Mark VanGessel, Extension Weed Specialist; firstname.lastname@example.org
There are three issues to consider when thinking of fall herbicide applications for small grains: herbicide effectiveness, weed emergence timing, and weed competition. Herbicides applied in October or November for barley or early planted wheat tend to more effective than spring applications. Fall applications are made when weeds are smaller and more susceptible than spring applications. Winter annual weeds are actively growing throughout November despite heavy frosts. Soil temperatures still maintain active growth of winter annuals and seedlings have not shut down yet. Most of the common weeds have peak emergence in the fall with reduced levels of spring emergence. In addition, wheat is well established by spring — it outcompetes late emerging weeds and they are not competitive. This includes henbit, common chickweed, and annual ryegrass.
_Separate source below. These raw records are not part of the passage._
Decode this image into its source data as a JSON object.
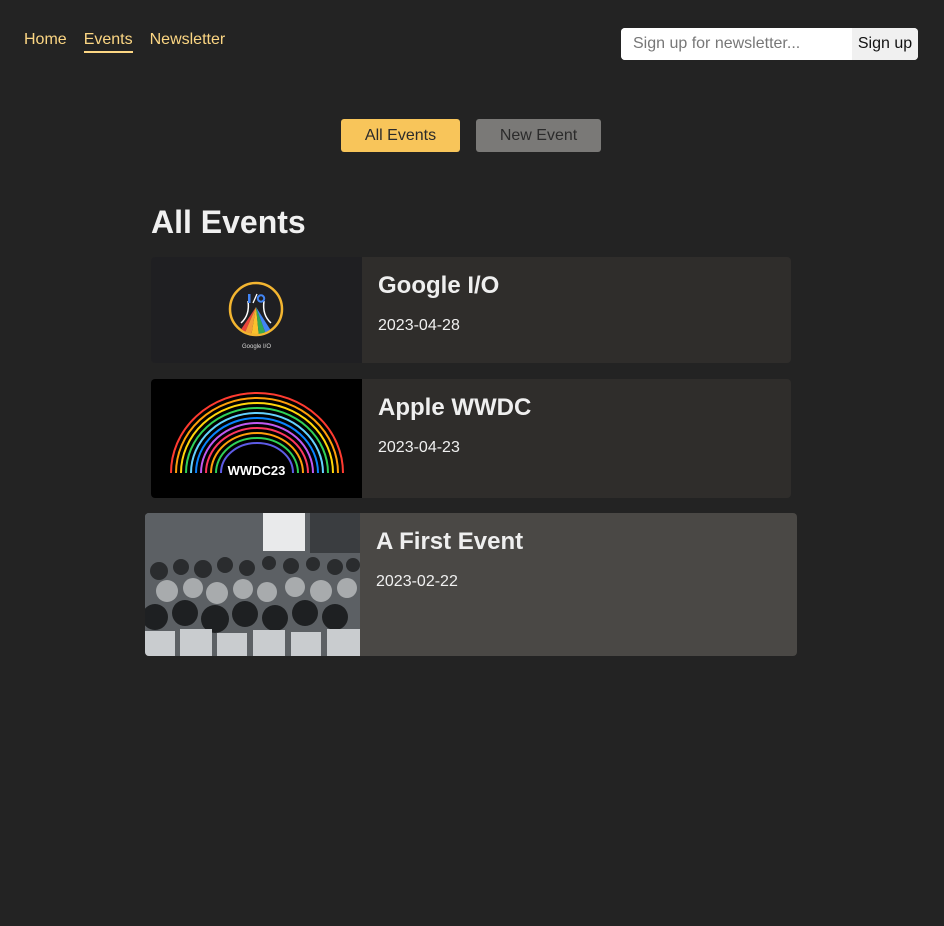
{
  "nav": {
    "items": [
      {
        "label": "Home"
      },
      {
        "label": "Events"
      },
      {
        "label": "Newsletter"
      }
    ]
  },
  "newsletter": {
    "placeholder": "Sign up for newsletter...",
    "button_label": "Sign up"
  },
  "subnav": {
    "all_events_label": "All Events",
    "new_event_label": "New Event"
  },
  "page": {
    "title": "All Events"
  },
  "events": [
    {
      "title": "Google I/O",
      "date": "2023-04-28",
      "image_caption": "Google I/O"
    },
    {
      "title": "Apple WWDC",
      "date": "2023-04-23",
      "image_caption": "WWDC23"
    },
    {
      "title": "A First Event",
      "date": "2023-02-22"
    }
  ],
  "colors": {
    "background": "#232323",
    "accent": "#fcd683",
    "primary_button": "#f8c55a",
    "secondary_button": "#7a7977",
    "card": "#2f2d2b",
    "card_highlight": "#4a4845"
  }
}
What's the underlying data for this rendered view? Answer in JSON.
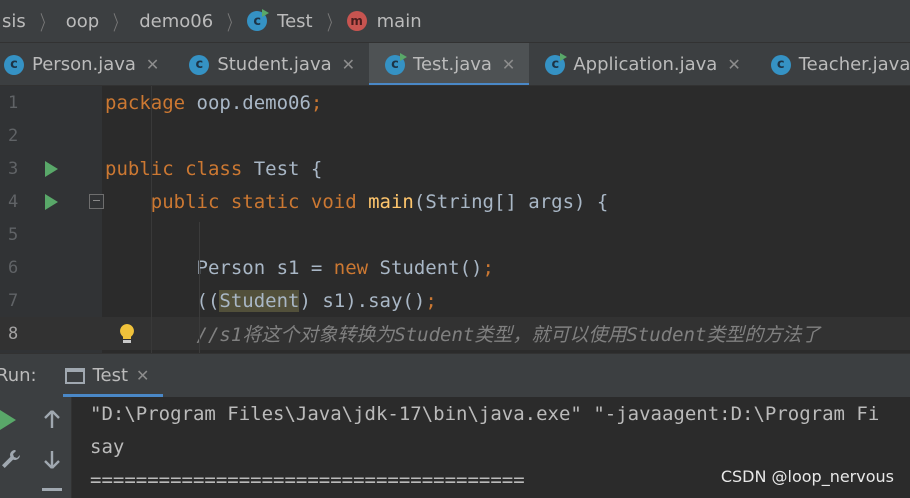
{
  "breadcrumb": {
    "items": [
      {
        "label": "sis",
        "icon": "none"
      },
      {
        "label": "oop",
        "icon": "none"
      },
      {
        "label": "demo06",
        "icon": "none"
      },
      {
        "label": "Test",
        "icon": "class-icon"
      },
      {
        "label": "main",
        "icon": "method-icon"
      }
    ],
    "method_icon_letter": "m"
  },
  "tabs": [
    {
      "label": "Person.java",
      "active": false
    },
    {
      "label": "Student.java",
      "active": false
    },
    {
      "label": "Test.java",
      "active": true
    },
    {
      "label": "Application.java",
      "active": false
    },
    {
      "label": "Teacher.java",
      "active": false
    }
  ],
  "class_icon_letter": "c",
  "editor": {
    "lines": [
      {
        "num": "1",
        "tokens": [
          {
            "t": "package ",
            "c": "kw"
          },
          {
            "t": "oop.demo06",
            "c": ""
          },
          {
            "t": ";",
            "c": "kw"
          }
        ]
      },
      {
        "num": "2",
        "tokens": []
      },
      {
        "num": "3",
        "tokens": [
          {
            "t": "public class ",
            "c": "kw"
          },
          {
            "t": "Test {",
            "c": ""
          }
        ],
        "run": true
      },
      {
        "num": "4",
        "tokens": [
          {
            "t": "    public static void ",
            "c": "kw"
          },
          {
            "t": "main",
            "c": "fn"
          },
          {
            "t": "(String[] args) {",
            "c": ""
          }
        ],
        "run": true,
        "fold": true
      },
      {
        "num": "5",
        "tokens": []
      },
      {
        "num": "6",
        "tokens": [
          {
            "t": "        Person s1 = ",
            "c": ""
          },
          {
            "t": "new ",
            "c": "kw"
          },
          {
            "t": "Student()",
            "c": ""
          },
          {
            "t": ";",
            "c": "kw"
          }
        ]
      },
      {
        "num": "7",
        "tokens": [
          {
            "t": "        ((",
            "c": ""
          },
          {
            "t": "Student",
            "c": "hl"
          },
          {
            "t": ") s1).say()",
            "c": ""
          },
          {
            "t": ";",
            "c": "kw"
          }
        ]
      },
      {
        "num": "8",
        "tokens": [
          {
            "t": "        //s1将这个对象转换为Student类型，就可以使用Student类型的方法了",
            "c": "cm"
          }
        ],
        "current": true,
        "bulb": true
      }
    ]
  },
  "run_panel": {
    "label": "Run:",
    "tab": "Test",
    "console": [
      "\"D:\\Program Files\\Java\\jdk-17\\bin\\java.exe\" \"-javaagent:D:\\Program Fi",
      "say",
      "======================================"
    ]
  },
  "watermark": "CSDN @loop_nervous",
  "colors": {
    "keyword": "#cc7832",
    "method": "#ffc66d",
    "comment": "#808080",
    "accent": "#4a88c7",
    "run": "#59a869"
  }
}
Research has shown that weed competition in the fall can reduce yields. Trials examining high weed densities that are removed in the spring resulted in lower yields, even though spring weed control was very good.
Late planted winter wheat can also benefit from fall herbicide applications since the peak emergence of weeds has already passed, however, the crop may be as effective in competing with spring emerging weeds.
Some herbicides need to be applied in the fall due to rotational restrictions for double cropping or crop safety concerns with applications too close to nitrogen applications (i.e. Osprey, Huskie). Fall applications (same as early spring applications) may still require a spring application for garlic.